Here’s the answer: typically not. And that’s not just because of the volatility of smaller companies, especially once you get into penny stock territory. It’s just that historically speaking, stocks below $10.00 generally have some fundamental issues with the business or the company. Now this isn’t always the case. Take our current market environment for example: there are multiple companies trading below $10 that I think are great long-term investments at these prices. Just because the market has been bearish on these stocks, it doesn’t mean they are destined to trade below $10 forever. Let’s take a look at three that should be on your radar.

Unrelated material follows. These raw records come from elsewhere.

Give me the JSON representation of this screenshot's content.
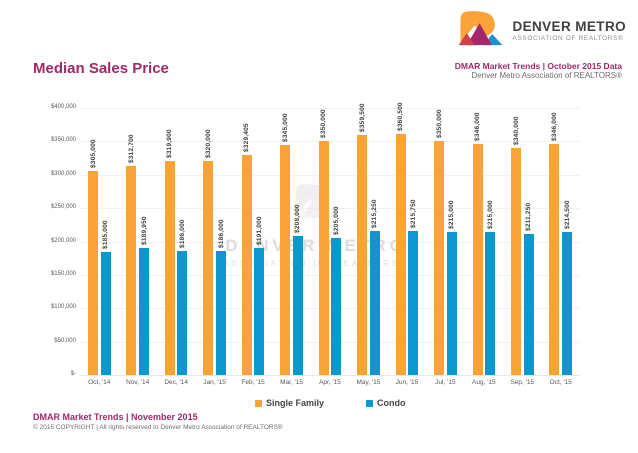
{
  "header": {
    "logo": {
      "name": "DENVER METRO",
      "tagline": "ASSOCIATION OF REALTORS®"
    },
    "right_line1": "DMAR Market Trends | October 2015 Data",
    "right_line2": "Denver Metro Association of REALTORS®"
  },
  "watermark": {
    "line1": "DENVER METRO",
    "line2": "ASSOCIATION OF REALTORS®"
  },
  "chart_data": {
    "type": "bar",
    "title": "Median Sales Price",
    "categories": [
      "Oct, '14",
      "Nov, '14",
      "Dec, '14",
      "Jan, '15",
      "Feb, '15",
      "Mar, '15",
      "Apr, '15",
      "May, '15",
      "Jun, '15",
      "Jul, '15",
      "Aug, '15",
      "Sep, '15",
      "Oct, '15"
    ],
    "series": [
      {
        "name": "Single Family",
        "color": "#F9A338",
        "values": [
          305000,
          312700,
          319900,
          320000,
          329405,
          345000,
          350000,
          359500,
          360500,
          350000,
          346000,
          340000,
          346000
        ],
        "labels": [
          "$305,000",
          "$312,700",
          "$319,900",
          "$320,000",
          "$329,405",
          "$345,000",
          "$350,000",
          "$359,500",
          "$360,500",
          "$350,000",
          "$346,000",
          "$340,000",
          "$346,000"
        ]
      },
      {
        "name": "Condo",
        "color": "#0E96CE",
        "values": [
          185000,
          189950,
          186000,
          186000,
          191000,
          208000,
          205000,
          215250,
          215750,
          215000,
          215000,
          211250,
          214500
        ],
        "labels": [
          "$185,000",
          "$189,950",
          "$186,000",
          "$186,000",
          "$191,000",
          "$208,000",
          "$205,000",
          "$215,250",
          "$215,750",
          "$215,000",
          "$215,000",
          "$211,250",
          "$214,500"
        ]
      }
    ],
    "xlabel": "",
    "ylabel": "",
    "ylim": [
      0,
      400000
    ],
    "ytick_step": 50000,
    "ytick_labels": [
      "$-",
      "$50,000",
      "$100,000",
      "$150,000",
      "$200,000",
      "$250,000",
      "$300,000",
      "$350,000",
      "$400,000"
    ],
    "grid": "horizontal",
    "legend_position": "bottom"
  },
  "footer": {
    "line1": "DMAR Market Trends | November 2015",
    "line2": "© 2015 COPYRIGHT | All rights reserved to Denver Metro Association of REALTORS®"
  },
  "colors": {
    "accent_magenta": "#A3286A",
    "single_family": "#F9A338",
    "condo": "#0E96CE",
    "logo_red": "#D23F44",
    "logo_blue": "#1E90CE"
  }
}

SoFi Technologies (NASDAQ:SOFI)
I’ve talked about SoFi in the past as a potential fintech stock to look at. While it is primarily known as a lender to students, the company is expanding its financial reach to things like investing and banking as well. In fact, like Block (NYSE:SQ), SoFi has its own banking charter making it more than just a fintech company. But SoFi’s main sources of revenue have been pummeled this year given the macroeconomic situation and President Biden’s student loan forgiveness plan. SoFi is currently trading at just over $6.00 per share which means it has held up a lot better than most other post-SPAC mergers. When the economy and inflation stabilizes, look for SoFi to bounce back higher.
StoneCo Ltd (NASDAQ:STNE)
Surprise: another fintech stock. StoneCo is a Brazilian fintech company that first made headlines when Warren Buffett’s Berkshire Hathaway (NYSE:BRK.B) acquired a position in it several years ago. It was doing great back then but in this new recessionary environment, the stock has lost more than 90% from its highs. I’m not going to be lazy and tell you to buy something because Buffett did. Instead, I present to you the Latin American market that was thriving before the pandemic. It will thrive again, once the global economy gets back on its feet. StoneCo deals with merchant and business payment systems, and with a sharp decline in consumer spending these fintech companies are the first to get hit. Think about how much Block (NYSE:SQ) has fallen as well in that market. Stone is barely trading below $10.00, but I don’t think it will be for long.
Palantir (NYSE:PLTR)
Boy, Palantir has become a polarizing stock. Some people like to pick on the fact that it is an older company and still not profitable. While others believe the technology and Foundry platform is revolutionary and will change the way in which we analyze data. One thing to keep in mind is that yes, Palantir is an older company, but its focus on commercial partnerships is relatively new. Let that play out a bit more before making your final judgment. It is also a free cash flow positive company even if that hasn’t translated into profits. Finally, it actually produces higher margins than other companies in the industry including Snowflake (NYSE:SNOW) which might come as a surprise to some. Palantir is going to require some patience, but if anything, the company has shown it is heading in the right direction, even if its stock price hasn’t.